男が頑なに言うのでイクスはため息をついた。

「いずれにせよ・・・どんな女子か私が知らないのだから見つけ出すのは困難だろう。まだ若いのであろう、そなたの妻は?」

「はい、30になるところです」

「娘は、確か10歳であったな」

「はい」

「それにしても、そなたの歳にして若い妻を手に入れたものだ。久々に会ったかと思えば、義禁府の兵士どもに捕らえられておるわ、妻子が行方不明などと言うわで・・・そなたは内禁衛にいた頃からそうであった。私が義兄弟の儀を結ぼうと言っても、結婚する気などないと抜かして腰を抜かせよった。それが、どういう風の吹き回しだ?あれほど女を避けていたではないか」

男は逡巡したが、やがて苦笑いを見せた。

「・・・大監の場合と同じ理由でございます」

イクスはふん、と言った。

「そなたに私の何が分かる。・・・いずれにせよ我々は義兄弟なのだから、本来はそなたの娘と私の息子を結婚させるのが筋なのだが・・・。
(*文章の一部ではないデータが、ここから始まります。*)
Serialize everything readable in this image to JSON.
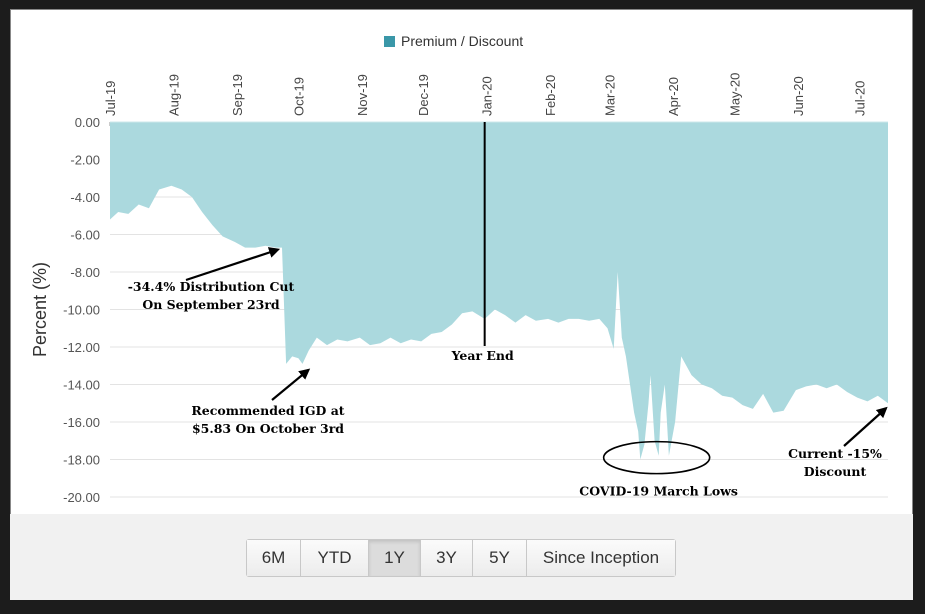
{
  "chart_data": {
    "type": "area",
    "legend": {
      "label": "Premium / Discount",
      "color": "#3a97a8",
      "position": "top-center"
    },
    "ylabel": "Percent (%)",
    "ylim": [
      -20,
      0
    ],
    "yticks": [
      "0.00",
      "-2.00",
      "-4.00",
      "-6.00",
      "-8.00",
      "-10.00",
      "-12.00",
      "-14.00",
      "-16.00",
      "-18.00",
      "-20.00"
    ],
    "xticks": [
      "Jul-19",
      "Aug-19",
      "Sep-19",
      "Oct-19",
      "Nov-19",
      "Dec-19",
      "Jan-20",
      "Feb-20",
      "Mar-20",
      "Apr-20",
      "May-20",
      "Jun-20",
      "Jul-20"
    ],
    "fill_color": "#abd9de",
    "grid": true,
    "series": [
      {
        "x": [
          "2019-07-01",
          "2019-07-05",
          "2019-07-10",
          "2019-07-15",
          "2019-07-20",
          "2019-07-25",
          "2019-07-31",
          "2019-08-05",
          "2019-08-10",
          "2019-08-15",
          "2019-08-20",
          "2019-08-25",
          "2019-08-31",
          "2019-09-05",
          "2019-09-10",
          "2019-09-15",
          "2019-09-20",
          "2019-09-23",
          "2019-09-25",
          "2019-09-28",
          "2019-10-01",
          "2019-10-03",
          "2019-10-06",
          "2019-10-10",
          "2019-10-15",
          "2019-10-20",
          "2019-10-25",
          "2019-10-31",
          "2019-11-05",
          "2019-11-10",
          "2019-11-15",
          "2019-11-20",
          "2019-11-25",
          "2019-11-30",
          "2019-12-05",
          "2019-12-10",
          "2019-12-15",
          "2019-12-20",
          "2019-12-25",
          "2019-12-31",
          "2020-01-05",
          "2020-01-10",
          "2020-01-15",
          "2020-01-20",
          "2020-01-25",
          "2020-01-31",
          "2020-02-05",
          "2020-02-10",
          "2020-02-15",
          "2020-02-20",
          "2020-02-25",
          "2020-02-29",
          "2020-03-03",
          "2020-03-05",
          "2020-03-07",
          "2020-03-09",
          "2020-03-11",
          "2020-03-13",
          "2020-03-15",
          "2020-03-16",
          "2020-03-18",
          "2020-03-20",
          "2020-03-21",
          "2020-03-23",
          "2020-03-25",
          "2020-03-26",
          "2020-03-28",
          "2020-03-30",
          "2020-04-02",
          "2020-04-05",
          "2020-04-10",
          "2020-04-15",
          "2020-04-20",
          "2020-04-25",
          "2020-04-30",
          "2020-05-05",
          "2020-05-10",
          "2020-05-15",
          "2020-05-20",
          "2020-05-25",
          "2020-05-31",
          "2020-06-05",
          "2020-06-10",
          "2020-06-15",
          "2020-06-20",
          "2020-06-25",
          "2020-06-30",
          "2020-07-05",
          "2020-07-10",
          "2020-07-15"
        ],
        "values": [
          -5.2,
          -4.8,
          -4.9,
          -4.4,
          -4.6,
          -3.6,
          -3.4,
          -3.6,
          -4.0,
          -4.8,
          -5.5,
          -6.1,
          -6.4,
          -6.7,
          -6.7,
          -6.6,
          -6.7,
          -6.7,
          -12.9,
          -12.5,
          -12.6,
          -12.9,
          -12.2,
          -11.5,
          -11.9,
          -11.6,
          -11.7,
          -11.5,
          -11.9,
          -11.8,
          -11.5,
          -11.8,
          -11.6,
          -11.7,
          -11.3,
          -11.2,
          -10.8,
          -10.2,
          -10.1,
          -10.5,
          -10.0,
          -10.3,
          -10.7,
          -10.3,
          -10.6,
          -10.5,
          -10.7,
          -10.5,
          -10.5,
          -10.6,
          -10.5,
          -11.0,
          -12.1,
          -8.0,
          -11.5,
          -12.5,
          -14.0,
          -15.5,
          -16.5,
          -18.0,
          -17.2,
          -15.0,
          -13.5,
          -17.0,
          -17.8,
          -15.5,
          -14.0,
          -17.8,
          -16.0,
          -12.5,
          -13.5,
          -14.0,
          -14.2,
          -14.6,
          -14.7,
          -15.1,
          -15.3,
          -14.5,
          -15.5,
          -15.4,
          -14.3,
          -14.1,
          -14.0,
          -14.2,
          -14.0,
          -14.4,
          -14.7,
          -14.9,
          -14.6,
          -15.0
        ]
      }
    ],
    "annotations": [
      {
        "lines": [
          "-34.4% Distribution Cut",
          "On September 23rd"
        ],
        "date": "2019-09-23",
        "value": -6.7
      },
      {
        "lines": [
          "Recommended IGD at",
          "$5.83 On October 3rd"
        ],
        "date": "2019-10-03",
        "value": -12.9
      },
      {
        "lines": [
          "Year End"
        ],
        "date": "2019-12-31",
        "value": -12.5
      },
      {
        "lines": [
          "COVID-19 March Lows"
        ],
        "date": "2020-03-24",
        "value": -17.9
      },
      {
        "lines": [
          "Current -15%",
          "Discount"
        ],
        "date": "2020-07-15",
        "value": -15.0
      }
    ]
  },
  "range_buttons": [
    {
      "label": "6M"
    },
    {
      "label": "YTD"
    },
    {
      "label": "1Y",
      "active": true
    },
    {
      "label": "3Y"
    },
    {
      "label": "5Y"
    },
    {
      "label": "Since Inception"
    }
  ]
}
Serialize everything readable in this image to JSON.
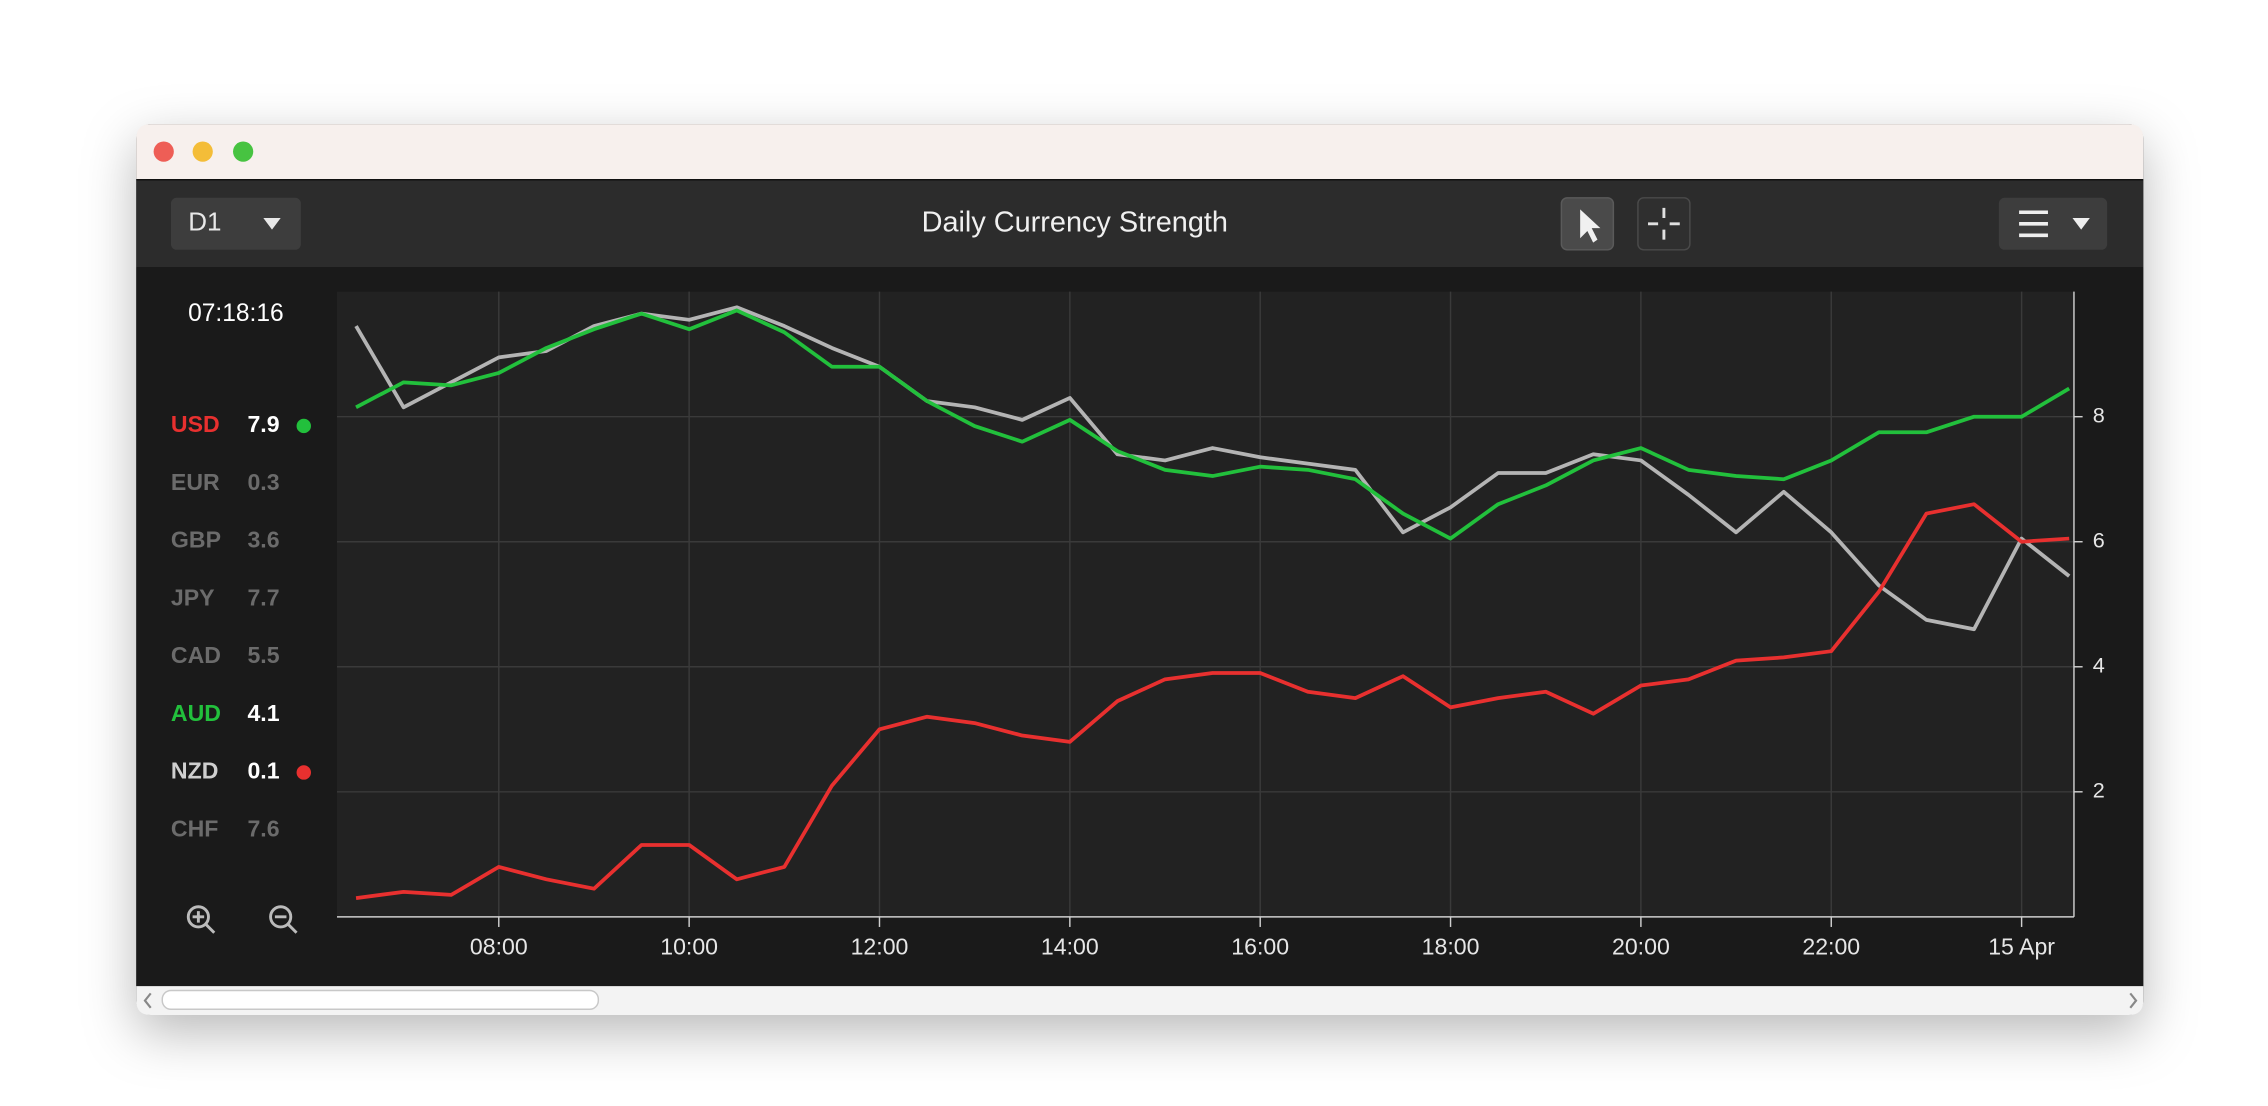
{
  "toolbar": {
    "timeframe": "D1",
    "title": "Daily Currency Strength"
  },
  "clock": "07:18:16",
  "currencies": [
    {
      "name": "USD",
      "value": 7.9,
      "color": "#e8302f",
      "value_color": "#ffffff",
      "dot": "#22c03c"
    },
    {
      "name": "EUR",
      "value": 0.3,
      "color": "#6b6b6b",
      "value_color": "#6b6b6b"
    },
    {
      "name": "GBP",
      "value": 3.6,
      "color": "#6b6b6b",
      "value_color": "#6b6b6b"
    },
    {
      "name": "JPY",
      "value": 7.7,
      "color": "#6b6b6b",
      "value_color": "#6b6b6b"
    },
    {
      "name": "CAD",
      "value": 5.5,
      "color": "#6b6b6b",
      "value_color": "#6b6b6b"
    },
    {
      "name": "AUD",
      "value": 4.1,
      "color": "#22c03c",
      "value_color": "#ffffff"
    },
    {
      "name": "NZD",
      "value": 0.1,
      "color": "#cfcfcf",
      "value_color": "#ffffff",
      "dot": "#e8302f"
    },
    {
      "name": "CHF",
      "value": 7.6,
      "color": "#6b6b6b",
      "value_color": "#6b6b6b"
    }
  ],
  "chart_data": {
    "type": "line",
    "x": [
      6.5,
      7,
      7.5,
      8,
      8.5,
      9,
      9.5,
      10,
      10.5,
      11,
      11.5,
      12,
      12.5,
      13,
      13.5,
      14,
      14.5,
      15,
      15.5,
      16,
      16.5,
      17,
      17.5,
      18,
      18.5,
      19,
      19.5,
      20,
      20.5,
      21,
      21.5,
      22,
      22.5,
      23,
      23.5,
      24,
      24.5
    ],
    "xlim": [
      6.3,
      24.55
    ],
    "xticks": [
      {
        "value": 8,
        "label": "08:00"
      },
      {
        "value": 10,
        "label": "10:00"
      },
      {
        "value": 12,
        "label": "12:00"
      },
      {
        "value": 14,
        "label": "14:00"
      },
      {
        "value": 16,
        "label": "16:00"
      },
      {
        "value": 18,
        "label": "18:00"
      },
      {
        "value": 20,
        "label": "20:00"
      },
      {
        "value": 22,
        "label": "22:00"
      },
      {
        "value": 24,
        "label": "15 Apr"
      }
    ],
    "ylim": [
      0,
      10
    ],
    "yticks": [
      2,
      4,
      6,
      8
    ],
    "grid": true,
    "series": [
      {
        "name": "USD",
        "color": "#e8302f",
        "values": [
          0.3,
          0.4,
          0.35,
          0.8,
          0.6,
          0.45,
          1.15,
          1.15,
          0.6,
          0.8,
          2.1,
          3.0,
          3.2,
          3.1,
          2.9,
          2.8,
          3.45,
          3.8,
          3.9,
          3.9,
          3.6,
          3.5,
          3.85,
          3.35,
          3.5,
          3.6,
          3.25,
          3.7,
          3.8,
          4.1,
          4.15,
          4.25,
          5.2,
          6.45,
          6.6,
          6.0,
          6.05
        ]
      },
      {
        "name": "AUD",
        "color": "#22c03c",
        "values": [
          8.15,
          8.55,
          8.5,
          8.7,
          9.1,
          9.4,
          9.65,
          9.4,
          9.7,
          9.35,
          8.8,
          8.8,
          8.25,
          7.85,
          7.6,
          7.95,
          7.45,
          7.15,
          7.05,
          7.2,
          7.15,
          7.0,
          6.45,
          6.05,
          6.6,
          6.9,
          7.3,
          7.5,
          7.15,
          7.05,
          7.0,
          7.3,
          7.75,
          7.75,
          8.0,
          8.0,
          8.45
        ]
      },
      {
        "name": "NZD",
        "color": "#b4b4b4",
        "values": [
          9.45,
          8.15,
          8.55,
          8.95,
          9.05,
          9.45,
          9.65,
          9.55,
          9.75,
          9.45,
          9.1,
          8.8,
          8.25,
          8.15,
          7.95,
          8.3,
          7.4,
          7.3,
          7.5,
          7.35,
          7.25,
          7.15,
          6.15,
          6.55,
          7.1,
          7.1,
          7.4,
          7.3,
          6.75,
          6.15,
          6.8,
          6.15,
          5.3,
          4.75,
          4.6,
          6.05,
          5.45
        ]
      }
    ]
  }
}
状況が状況であるし、何より息子には少し問題があるから・・・それは分かってくれるな?」

「チョンホ道令様に問題がですか?あれほどお素晴らしいお方に?」

「うむ。一重に私のせいなのだが・・・。とにかく、あの子がそなたの娘を幸せにしてやることが出来るとは到底思えない。いずれにせよそなたの身分が回復されない限り婚礼などできっこないのであるがな」

「私は一介の武官に過ぎません。大監のような名家の方と縁組を持つなど恐れ多いことです。それに、チョンホ道令様はこれから成均館に入られるのでしょう?婚礼をそれほどお急ぎになる理由は何です?」

男はイクスに訊いた。イクスは眉間にしわを寄せて腕組みをした。

「うむ・・・。ソリがいなくなって、傷を負ったのは私だけではない。私もあんな調子であったし、あの子が十分な愛情を受けて育ったとは到底思えない。スボクがいたからなんとかやってきたようだが、スボクのもとを離れてあの子が一人で生きて行けるだろうか?そなたも見ただろう?枯れ葉が散っただけで涙を浮かべるような子供だったのだ。私も、父上から厳しく育てられた。父上はいつも、優秀だった弟たちばかり可愛がり、私には関心の一つも寄せてくれなかった。あの時にメチャンやソリがいなければ、私はどうしていただろうか?考えるだけでも恐ろしいのだ。あの子は私の息子だ、近しい人間が側にいなければ生きてはいけないのも同じであろう」

男はイクスの正直な言葉を真剣に聞いていた。

「では、道令様をお手放しになっては、大監は生きていけないのではないですか?」

男の言葉に驚いて彼の目を見たイクスだが、戸惑ったように目を逸らした。

「・・・図星のようですね」

イクスは何も言わなかった。

「だから、道令様を束縛なさろうとなさったのですね」

「勘ぐるのはやめろ。何がどうであろうと、私はチョンホにとってお荷物にしかならないのだ。これで良かったのだ。今回の婚儀もあの子から願い出たのであるからな」

「果たして道令様の本心でしょうか?」

男の言葉に、イクスは何も言わなかった。